The sermon went well on Sunday. If you would like to listen in please check it out at http://spdl.org/ and then look for the sermon. I am going to bed now. Oh yeah, and if you aren't twittering yet give it about 6 months to a year and you will be. It is the next big thing.

Friday, March 13, 2009

The sunshine comes and it goes

Saturday was awesome! Susan and I ran the Berry Half Marathon. A wonderful experience overall. I woke up in Rome, GA after staying the night with four (five, sorry about that little gymnast, you were the best!) wonderful friends. Sue and I ran the Half Marathon as two of our friends ran the 10 K! Katie and Brian, ya'll both did a great job! The race was beautiful. Sue did great! She ran a personal best!

We just got the proofs from the photographers who were on the course and I couldn't help but laugh because I was always smiling at the camera and goofing off and Sue was focused on the course. I didn't realize it as it was happening but she was motivated and would not be distracted.

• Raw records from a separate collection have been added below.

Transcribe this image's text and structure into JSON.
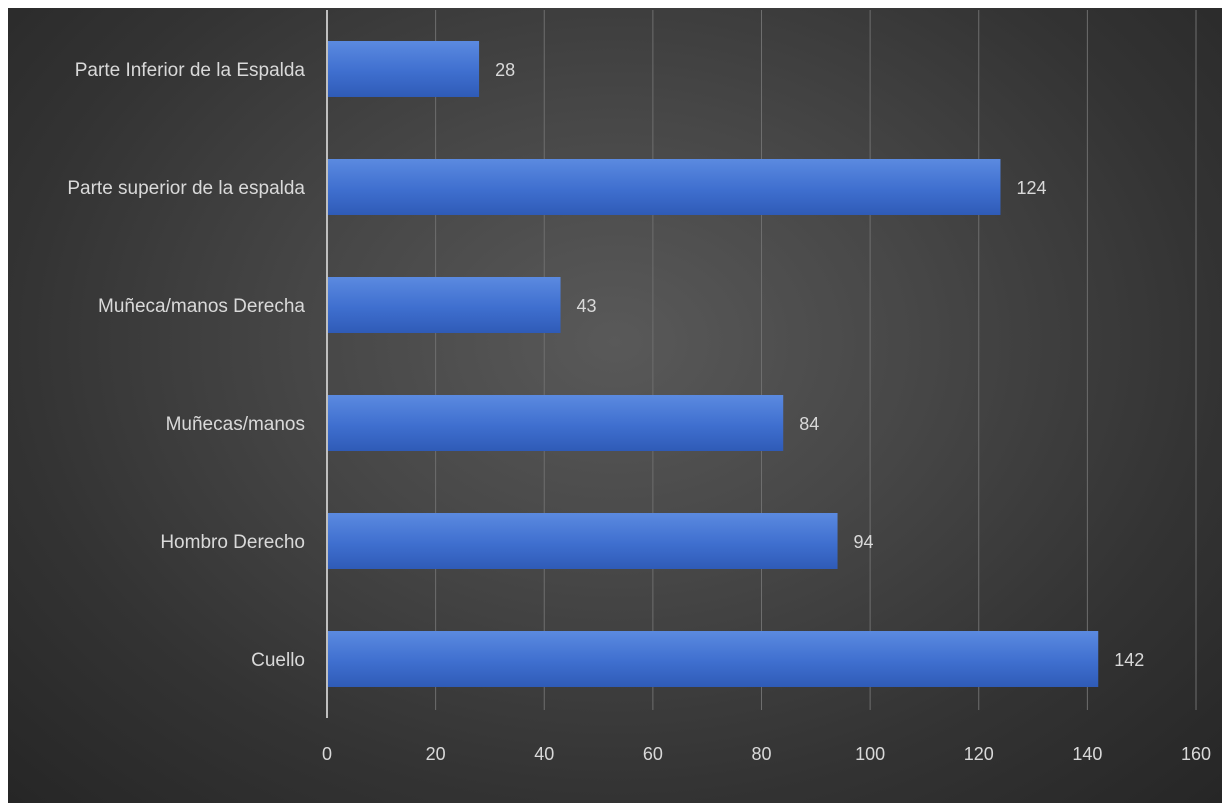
{
  "chart_data": {
    "type": "bar",
    "orientation": "horizontal",
    "title": "",
    "xlabel": "",
    "ylabel": "",
    "categories": [
      "Parte Inferior de la Espalda",
      "Parte superior de la espalda",
      "Muñeca/manos Derecha",
      "Muñecas/manos",
      "Hombro Derecho",
      "Cuello"
    ],
    "values": [
      28,
      124,
      43,
      84,
      94,
      142
    ],
    "xlim": [
      0,
      160
    ],
    "xticks": [
      "0",
      "20",
      "40",
      "60",
      "80",
      "100",
      "120",
      "140",
      "160"
    ],
    "grid": "vertical",
    "legend": "none",
    "colors": {
      "bar": "#3f6fcf",
      "bar_light": "#5b8ae0",
      "bar_dark": "#2f5bb7",
      "gridline": "#6e6e6e",
      "axis": "#bfbfbf",
      "text": "#d9d9d9"
    }
  }
}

And then the sunshine, it has gone again this morning and taken the warm weather with it. I also found out last night as the weather was leaving by the vale of the night my Aunt has 4-6 weeks left to live. She was diagnosed earlier this year with terminal cancer and has recently decided not to continue chemotherapy. Which has led me to ponder about life and the way that it ends. She has been able to tie up loose ends and knows she is close to the end. Would I rather go out that way, or pass quietly in the night, or would I rather not think about it.

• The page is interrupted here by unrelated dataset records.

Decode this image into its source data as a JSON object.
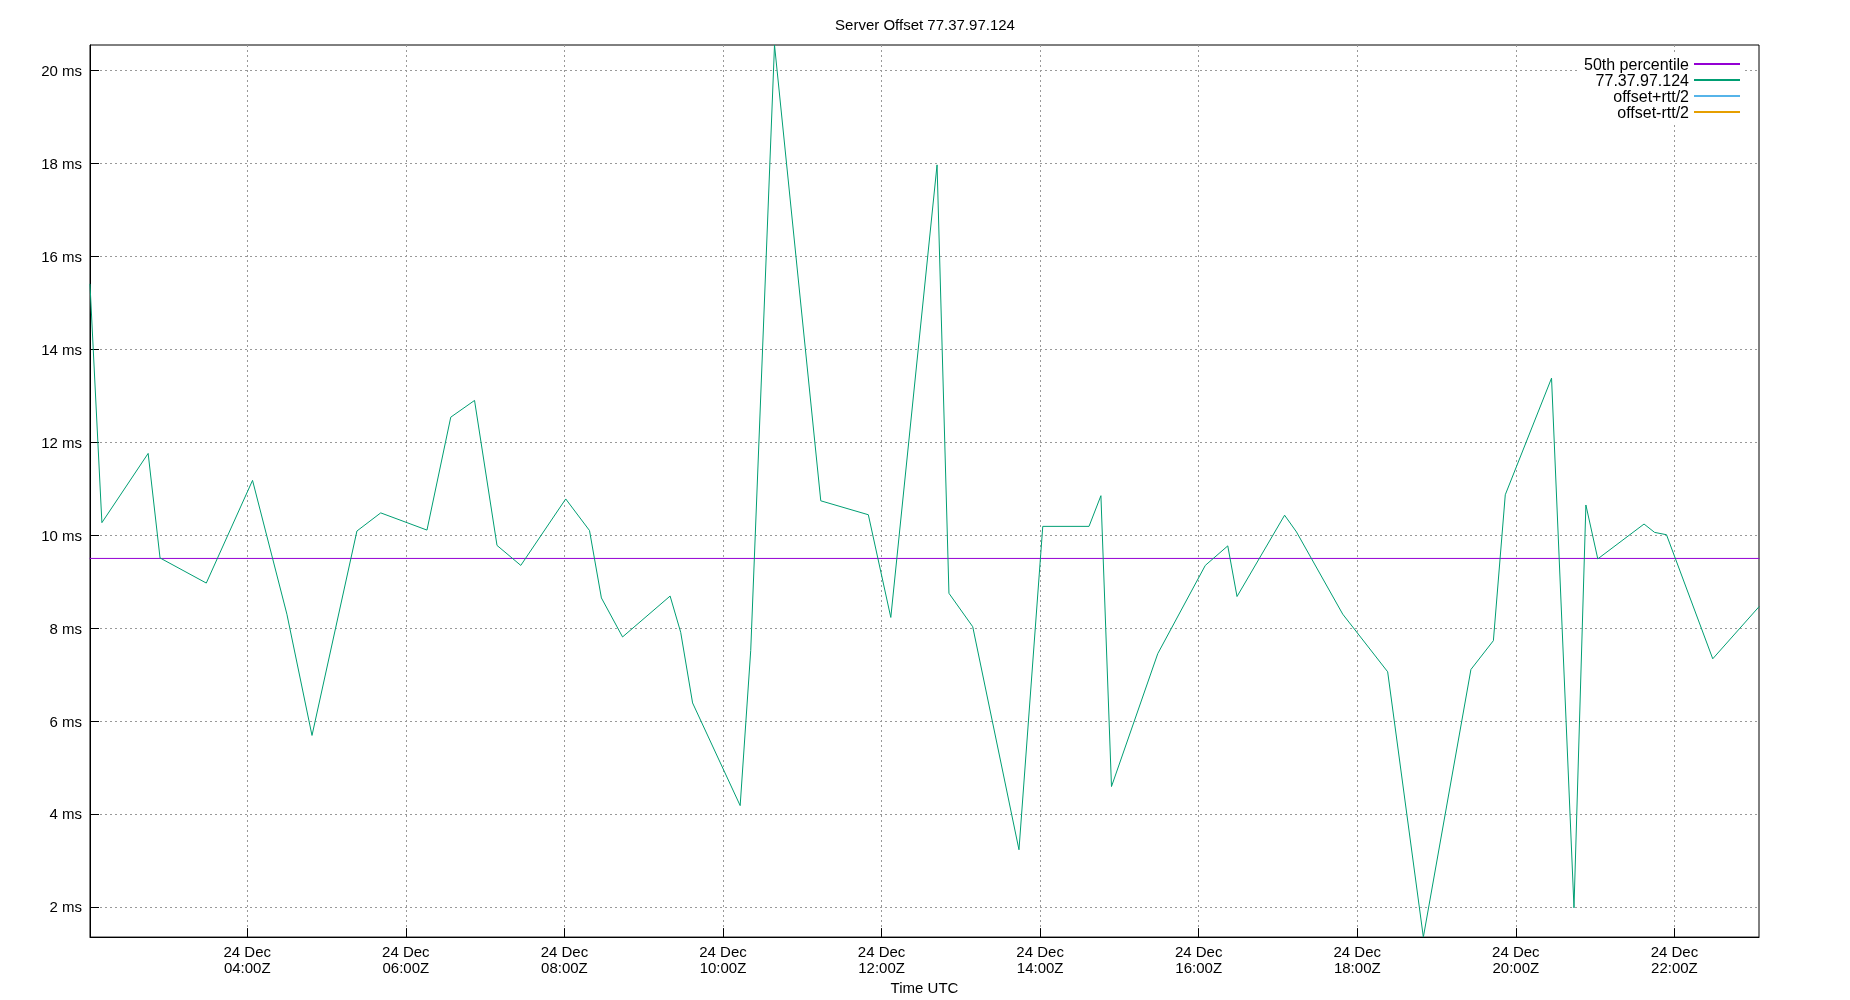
{
  "chart_data": {
    "type": "line",
    "title": "Server Offset 77.37.97.124",
    "xlabel": "Time UTC",
    "x": [
      "--12-24T02:01",
      "--12-24T02:10",
      "--12-24T02:45",
      "--12-24T02:54",
      "--12-24T03:29",
      "--12-24T04:04",
      "--12-24T04:30",
      "--12-24T04:49",
      "--12-24T05:23",
      "--12-24T05:41",
      "--12-24T06:16",
      "--12-24T06:34",
      "--12-24T06:52",
      "--12-24T07:09",
      "--12-24T07:27",
      "--12-24T08:01",
      "--12-24T08:19",
      "--12-24T08:28",
      "--12-24T08:44",
      "--12-24T09:20",
      "--12-24T09:28",
      "--12-24T09:37",
      "--12-24T10:13",
      "--12-24T10:21",
      "--12-24T10:39",
      "--12-24T11:14",
      "--12-24T11:50",
      "--12-24T12:07",
      "--12-24T12:42",
      "--12-24T12:51",
      "--12-24T13:09",
      "--12-24T13:44",
      "--12-24T14:02",
      "--12-24T14:37",
      "--12-24T14:46",
      "--12-24T14:54",
      "--12-24T15:29",
      "--12-24T16:05",
      "--12-24T16:22",
      "--12-24T16:29",
      "--12-24T17:05",
      "--12-24T17:14",
      "--12-24T17:49",
      "--12-24T18:23",
      "--12-24T18:50",
      "--12-24T19:26",
      "--12-24T19:43",
      "--12-24T19:52",
      "--12-24T20:27",
      "--12-24T20:44",
      "--12-24T20:53",
      "--12-24T21:02",
      "--12-24T21:37",
      "--12-24T21:45",
      "--12-24T21:54",
      "--12-24T22:29",
      "--12-24T23:04"
    ],
    "series": [
      {
        "name": "50th percentile",
        "color": "#9400d3",
        "x": [
          "--12-24T02:01",
          "--12-24T23:04"
        ],
        "values": [
          9.5,
          9.5
        ]
      },
      {
        "name": "77.37.97.124",
        "color": "#009e73",
        "values": [
          15.4,
          10.27,
          11.76,
          9.51,
          8.97,
          11.18,
          8.3,
          5.69,
          10.09,
          10.48,
          10.11,
          12.54,
          12.9,
          9.78,
          9.35,
          10.78,
          10.1,
          8.65,
          7.81,
          8.69,
          7.91,
          6.39,
          4.18,
          7.52,
          20.55,
          10.74,
          10.44,
          8.23,
          17.97,
          8.75,
          8.03,
          3.23,
          10.19,
          10.19,
          10.85,
          4.59,
          7.45,
          9.35,
          9.77,
          8.68,
          10.43,
          10.07,
          8.3,
          7.06,
          1.35,
          7.11,
          7.73,
          10.87,
          13.38,
          1.98,
          10.65,
          9.49,
          10.24,
          10.06,
          10.01,
          7.34,
          8.46
        ]
      },
      {
        "name": "offset+rtt/2",
        "color": "#56b4e9",
        "values": [
          null,
          null,
          null,
          null,
          null,
          null,
          null,
          null,
          null,
          null,
          null,
          null,
          null,
          null,
          null,
          null,
          null,
          null,
          null,
          null,
          null,
          null,
          null,
          null,
          null,
          null,
          null,
          null,
          null,
          null,
          null,
          null,
          null,
          null,
          null,
          null,
          null,
          null,
          null,
          null,
          null,
          null,
          null,
          null,
          null,
          null,
          null,
          null,
          null,
          null,
          null,
          null,
          null,
          null,
          null,
          null,
          null
        ]
      },
      {
        "name": "offset-rtt/2",
        "color": "#e69f00",
        "values": [
          null,
          null,
          null,
          null,
          null,
          null,
          null,
          null,
          null,
          null,
          null,
          null,
          null,
          null,
          null,
          null,
          null,
          null,
          null,
          null,
          null,
          null,
          null,
          null,
          null,
          null,
          null,
          null,
          null,
          null,
          null,
          null,
          null,
          null,
          null,
          null,
          null,
          null,
          null,
          null,
          null,
          null,
          null,
          null,
          null,
          null,
          null,
          null,
          null,
          null,
          null,
          null,
          null,
          null,
          null,
          null,
          null
        ]
      }
    ],
    "xlim": [
      "--12-24T02:01",
      "--12-24T23:04"
    ],
    "xticks": [
      {
        "value": "--12-24T04:00",
        "label": "24 Dec\n04:00Z"
      },
      {
        "value": "--12-24T06:00",
        "label": "24 Dec\n06:00Z"
      },
      {
        "value": "--12-24T08:00",
        "label": "24 Dec\n08:00Z"
      },
      {
        "value": "--12-24T10:00",
        "label": "24 Dec\n10:00Z"
      },
      {
        "value": "--12-24T12:00",
        "label": "24 Dec\n12:00Z"
      },
      {
        "value": "--12-24T14:00",
        "label": "24 Dec\n14:00Z"
      },
      {
        "value": "--12-24T16:00",
        "label": "24 Dec\n16:00Z"
      },
      {
        "value": "--12-24T18:00",
        "label": "24 Dec\n18:00Z"
      },
      {
        "value": "--12-24T20:00",
        "label": "24 Dec\n20:00Z"
      },
      {
        "value": "--12-24T22:00",
        "label": "24 Dec\n22:00Z"
      }
    ],
    "ylim": [
      1.35,
      20.55
    ],
    "yticks": [
      {
        "value": 2,
        "label": "2 ms"
      },
      {
        "value": 4,
        "label": "4 ms"
      },
      {
        "value": 6,
        "label": "6 ms"
      },
      {
        "value": 8,
        "label": "8 ms"
      },
      {
        "value": 10,
        "label": "10 ms"
      },
      {
        "value": 12,
        "label": "12 ms"
      },
      {
        "value": 14,
        "label": "14 ms"
      },
      {
        "value": 16,
        "label": "16 ms"
      },
      {
        "value": 18,
        "label": "18 ms"
      },
      {
        "value": 20,
        "label": "20 ms"
      }
    ],
    "grid": true,
    "legend": "top right",
    "marker": "none",
    "line_style": "solid"
  }
}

But it's going to happen sometime. Which leads me to think about why we try not to think about death? Do we not have a future hope of heaven? And if we as followers of Christ aren't comfortable about an afterlife than is the hope we have for people here on Earth, as we try to bring back people into this glorious light, enough? Does it say something about our faith if we aren't comfortable with the the thought of heaven?

Spring is coming and Easter is on the way, but this seems like an appropriate Lenten Post.

On the sunnier side, here are some pictures from the race.


Monday, March 2, 2009

Some days are better than others

Today was not a good day... It started out really well with Sue getting the day off and getting to see her in the morning but quickly changed. My Dad lost his job today. No one I have ever known works any harder or with more loyalty than my Dad. I don't hesitate to think that he will find a great job and that things will work out for my family but this has made the current financial downturn look entirely different to me.

I have known for some time that it was bad, about one in ten give or take the state. I have even had friends around my age who have been laid off, so it was already personal for me on some level as well, but all of a sudden it seems harder.

It makes me question not just the current resolve of our country but the resolve of this young country for the next few years. If this recession gets really tough, and I don't think it will turn into anything like the 1930's with a 30% unemployment rate, but heaven forbid it does, I wonder if are ready to rebuild like our Great Grandparents and Grandparents did?

I just hope that today is just a bad day. And I hope that our economy comes back with a solid return soon enough and that it is not artificially inflated and therefore it is back with confidence for some time. Some days are better than others.